Newsletter – #3 – What would you say?

Hello again from Kotodama Fruit Juice!logo2

It’s been a very insightful & productive week for us as we have been able to meet with an incredibly diverse group of researches in order to get a better idea of the current progress of speech recognition and where our project could be most impactful.

Heather started out the week by presenting us with a demo of the Microsoft Speech API working within Unity3D — through the demo, we were able to control a small orchestra with our voice commands!

We met with CMU computational language pioneer Alex Rudnicky, who had the following suggestions for us:

  • We should know what kind of acoustics we will be working with
  • We have to know which language are we using
  • We should do something manageable in terms of the domain, know the context. 
  • If you add a previous request context to the new request it might work better
  • If we record people we need a disclaimer – “Agree that we record you, or don’t participate”
  • Paranoid Eliza – it is a very limited thing technologically, but gives a good impression emotionally and we could do something in the way – limited, but powerful
  • It should act as if it’s understanding.
  • Reasoning should be under control: It should ‘Do the right thing’.
  • The vocabulary, the dictionary is the data.
  • Gibberish: You can get the pitch but nothing more. You gotta be doing everything from scratch.
  • Interaction: 1-Reacting/Changing the direction of the story related to the speech recognized. 2- Players choose the continuation.
  • Eliminating others’ speech recognized by the microphone: Headsets might be a solution but the drawback will be putting something to someone’s heads.
  • Kinect’s voice recognition might help in this point. (2 mics can help recognizing who is talking)
  • Another option besides using a grammar to get semantics would be to grab what the guest said and do a keyword search on what was returned (works for Q&A with bot).
  • Immediate feedback on what the guest says (parroting back to them what the system picked up on) may be distracting and may make the system look silly as it often makes some mistakes.
  • Creating an NPC you can interact with that has distinct personality traits may be interesting
  • Having audience interact with application will cause tech issues, better that is be a personal (although not necessarily private) experience.
  • Communication is an exchange of ideas
  • “Make the system ACT like it is understanding…”

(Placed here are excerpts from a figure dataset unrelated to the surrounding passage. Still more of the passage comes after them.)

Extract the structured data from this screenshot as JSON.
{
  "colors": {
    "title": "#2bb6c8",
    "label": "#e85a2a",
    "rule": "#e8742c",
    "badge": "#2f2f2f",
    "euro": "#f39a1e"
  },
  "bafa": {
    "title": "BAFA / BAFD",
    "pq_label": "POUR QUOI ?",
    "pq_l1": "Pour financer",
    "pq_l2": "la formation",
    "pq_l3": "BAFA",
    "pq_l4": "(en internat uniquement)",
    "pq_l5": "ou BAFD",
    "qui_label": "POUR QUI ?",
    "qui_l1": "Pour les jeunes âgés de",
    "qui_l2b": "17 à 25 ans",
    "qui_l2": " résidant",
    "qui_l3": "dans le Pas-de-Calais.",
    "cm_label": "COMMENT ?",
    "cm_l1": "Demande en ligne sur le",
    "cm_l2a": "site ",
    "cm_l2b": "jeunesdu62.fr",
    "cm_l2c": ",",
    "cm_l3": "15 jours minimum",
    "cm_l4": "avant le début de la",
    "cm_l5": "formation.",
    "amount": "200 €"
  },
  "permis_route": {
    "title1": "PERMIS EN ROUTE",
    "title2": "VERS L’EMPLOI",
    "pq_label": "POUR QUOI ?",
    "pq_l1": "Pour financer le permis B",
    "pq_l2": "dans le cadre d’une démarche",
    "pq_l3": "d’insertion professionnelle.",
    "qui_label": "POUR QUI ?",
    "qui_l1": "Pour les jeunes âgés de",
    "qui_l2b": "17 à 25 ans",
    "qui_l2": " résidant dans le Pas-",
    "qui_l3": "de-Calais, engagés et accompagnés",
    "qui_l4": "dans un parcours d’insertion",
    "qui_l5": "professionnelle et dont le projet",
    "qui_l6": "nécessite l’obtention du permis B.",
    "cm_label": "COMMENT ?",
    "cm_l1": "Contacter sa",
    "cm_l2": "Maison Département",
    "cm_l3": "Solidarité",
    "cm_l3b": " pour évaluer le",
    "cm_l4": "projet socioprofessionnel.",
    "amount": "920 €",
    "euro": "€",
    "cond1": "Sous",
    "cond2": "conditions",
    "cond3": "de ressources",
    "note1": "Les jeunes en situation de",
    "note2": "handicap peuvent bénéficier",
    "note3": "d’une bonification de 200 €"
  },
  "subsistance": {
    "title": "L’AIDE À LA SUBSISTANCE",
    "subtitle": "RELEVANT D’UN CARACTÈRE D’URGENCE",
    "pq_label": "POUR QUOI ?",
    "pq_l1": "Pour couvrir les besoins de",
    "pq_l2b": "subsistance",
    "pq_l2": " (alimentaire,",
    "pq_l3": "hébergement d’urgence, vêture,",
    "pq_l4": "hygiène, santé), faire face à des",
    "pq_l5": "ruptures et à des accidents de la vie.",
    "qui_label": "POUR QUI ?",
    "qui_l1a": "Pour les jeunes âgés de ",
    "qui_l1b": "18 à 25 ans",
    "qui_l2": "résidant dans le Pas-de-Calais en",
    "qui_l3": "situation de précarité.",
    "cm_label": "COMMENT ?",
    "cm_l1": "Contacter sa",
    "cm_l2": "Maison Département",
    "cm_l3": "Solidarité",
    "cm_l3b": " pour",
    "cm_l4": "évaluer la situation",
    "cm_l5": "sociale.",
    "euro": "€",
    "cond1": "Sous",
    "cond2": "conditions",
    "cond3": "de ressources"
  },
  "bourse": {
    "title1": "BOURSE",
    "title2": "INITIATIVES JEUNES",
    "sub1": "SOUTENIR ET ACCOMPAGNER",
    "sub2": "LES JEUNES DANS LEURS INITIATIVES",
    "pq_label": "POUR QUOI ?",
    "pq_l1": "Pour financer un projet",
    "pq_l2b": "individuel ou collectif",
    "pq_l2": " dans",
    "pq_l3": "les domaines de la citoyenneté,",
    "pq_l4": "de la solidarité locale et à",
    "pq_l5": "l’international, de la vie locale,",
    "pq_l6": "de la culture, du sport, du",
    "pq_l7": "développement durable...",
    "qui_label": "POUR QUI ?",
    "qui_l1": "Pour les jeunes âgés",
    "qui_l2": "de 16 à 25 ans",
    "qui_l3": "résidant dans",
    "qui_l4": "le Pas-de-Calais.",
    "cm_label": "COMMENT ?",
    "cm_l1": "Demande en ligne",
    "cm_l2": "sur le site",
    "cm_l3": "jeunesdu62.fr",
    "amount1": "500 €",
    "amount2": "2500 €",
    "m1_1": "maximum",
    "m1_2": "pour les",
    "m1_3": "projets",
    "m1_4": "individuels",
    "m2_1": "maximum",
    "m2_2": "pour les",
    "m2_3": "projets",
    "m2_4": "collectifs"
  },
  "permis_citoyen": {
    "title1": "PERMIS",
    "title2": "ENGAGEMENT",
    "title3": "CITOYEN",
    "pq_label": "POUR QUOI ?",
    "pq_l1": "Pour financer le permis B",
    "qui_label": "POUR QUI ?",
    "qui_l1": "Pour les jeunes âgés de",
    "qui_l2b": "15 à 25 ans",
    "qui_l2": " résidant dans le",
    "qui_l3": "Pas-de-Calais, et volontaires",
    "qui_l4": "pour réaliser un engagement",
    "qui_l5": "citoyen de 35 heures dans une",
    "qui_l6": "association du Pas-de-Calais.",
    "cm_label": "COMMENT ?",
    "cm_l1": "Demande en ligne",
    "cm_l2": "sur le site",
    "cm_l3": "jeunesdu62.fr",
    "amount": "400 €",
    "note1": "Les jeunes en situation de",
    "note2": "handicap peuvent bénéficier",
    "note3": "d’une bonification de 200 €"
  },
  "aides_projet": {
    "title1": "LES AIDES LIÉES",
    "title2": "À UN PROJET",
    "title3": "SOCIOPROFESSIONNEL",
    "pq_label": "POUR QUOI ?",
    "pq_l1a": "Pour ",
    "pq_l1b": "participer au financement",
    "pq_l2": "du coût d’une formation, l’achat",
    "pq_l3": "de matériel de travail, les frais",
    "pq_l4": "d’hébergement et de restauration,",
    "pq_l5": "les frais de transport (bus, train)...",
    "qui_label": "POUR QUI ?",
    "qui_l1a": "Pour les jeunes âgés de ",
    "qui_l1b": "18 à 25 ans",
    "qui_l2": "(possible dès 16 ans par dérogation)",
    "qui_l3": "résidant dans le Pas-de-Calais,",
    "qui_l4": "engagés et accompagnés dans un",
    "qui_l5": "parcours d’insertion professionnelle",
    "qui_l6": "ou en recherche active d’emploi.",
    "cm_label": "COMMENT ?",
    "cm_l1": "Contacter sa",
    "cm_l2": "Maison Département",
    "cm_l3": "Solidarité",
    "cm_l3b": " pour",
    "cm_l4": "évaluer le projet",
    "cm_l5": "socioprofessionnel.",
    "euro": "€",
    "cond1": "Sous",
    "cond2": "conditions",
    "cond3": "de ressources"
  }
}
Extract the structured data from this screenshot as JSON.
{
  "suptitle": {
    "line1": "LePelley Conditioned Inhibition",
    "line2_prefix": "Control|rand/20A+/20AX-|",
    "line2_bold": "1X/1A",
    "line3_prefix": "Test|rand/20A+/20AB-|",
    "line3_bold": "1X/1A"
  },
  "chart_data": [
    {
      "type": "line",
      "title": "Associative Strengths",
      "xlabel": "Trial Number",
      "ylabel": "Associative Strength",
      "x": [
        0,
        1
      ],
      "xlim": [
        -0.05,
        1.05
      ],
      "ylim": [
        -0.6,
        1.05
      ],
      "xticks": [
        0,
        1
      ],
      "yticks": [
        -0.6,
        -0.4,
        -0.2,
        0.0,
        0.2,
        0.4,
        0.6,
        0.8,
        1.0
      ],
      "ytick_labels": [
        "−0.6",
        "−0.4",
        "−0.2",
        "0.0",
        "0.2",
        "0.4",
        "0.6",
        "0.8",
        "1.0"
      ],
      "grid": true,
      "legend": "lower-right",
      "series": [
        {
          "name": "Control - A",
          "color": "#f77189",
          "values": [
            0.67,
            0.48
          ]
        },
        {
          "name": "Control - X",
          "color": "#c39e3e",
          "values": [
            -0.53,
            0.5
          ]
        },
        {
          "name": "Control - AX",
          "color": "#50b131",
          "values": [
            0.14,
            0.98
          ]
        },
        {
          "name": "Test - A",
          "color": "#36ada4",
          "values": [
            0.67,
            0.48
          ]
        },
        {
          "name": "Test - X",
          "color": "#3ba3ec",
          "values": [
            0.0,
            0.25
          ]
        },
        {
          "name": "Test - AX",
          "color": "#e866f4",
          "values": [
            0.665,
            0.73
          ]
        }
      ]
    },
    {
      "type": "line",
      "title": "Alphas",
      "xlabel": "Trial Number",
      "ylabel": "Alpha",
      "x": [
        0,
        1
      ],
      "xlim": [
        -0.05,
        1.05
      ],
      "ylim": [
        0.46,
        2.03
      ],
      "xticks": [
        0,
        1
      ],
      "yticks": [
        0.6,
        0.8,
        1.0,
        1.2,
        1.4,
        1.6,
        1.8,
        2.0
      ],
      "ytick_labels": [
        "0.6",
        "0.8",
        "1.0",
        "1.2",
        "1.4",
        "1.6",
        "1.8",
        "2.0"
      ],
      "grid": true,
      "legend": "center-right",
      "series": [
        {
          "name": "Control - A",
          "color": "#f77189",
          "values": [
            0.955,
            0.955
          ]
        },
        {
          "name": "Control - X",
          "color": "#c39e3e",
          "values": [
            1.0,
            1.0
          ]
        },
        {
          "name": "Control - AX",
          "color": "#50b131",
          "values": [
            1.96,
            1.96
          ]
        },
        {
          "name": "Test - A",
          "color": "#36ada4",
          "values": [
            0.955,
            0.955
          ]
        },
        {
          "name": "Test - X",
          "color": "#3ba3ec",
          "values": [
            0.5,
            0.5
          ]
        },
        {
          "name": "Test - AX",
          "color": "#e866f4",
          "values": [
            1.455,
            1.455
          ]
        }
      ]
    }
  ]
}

This meeting turned out to be exactly what we needed, as it allowed us to focus in on what problems were “solved” with the experiences we are exploring, and what problems are out of our reach.

This meeting, combined with an introduction to the problem from Mike Christel and Scott Stevens, and a blue-sky meeting with designer Jesse Schell allowed us to zero in our strategy as follows:

logo1We will be spending the first half of our project semester developing prototypes around long-standing pain-points in the technology, and then using those prototypes, we will create a polished user experience which will surprise and delight users through both interaction and inventive storytelling.

Targets for the team are currently:

  • Interrupting characters
  • Environmental Awareness
  • Exchange of Ideas
  • Natural Reactivity
  • Ambiguous Input
  • Volume / Intention Reactivity

Using a pre-defined character, we will build prototypes which will attempt to address the above problems with either a) a true solution or b) a strategy for creating the specific illusion.

Next week, our artist Momo will begin developing a single character to explore these virtual spaces, and our programmers Dilara and Heather will be working with Bryan Maher to develop a Unity 3D C# Wrapper for Microsoft’s Speech API so that we can quickly and easily iterate on our grammar and language detection. A nice side effect of this process will be that we will be able to provide the wrapper for ETC and BVW projects in the future. SO AWESOME.

It feels good to have plan.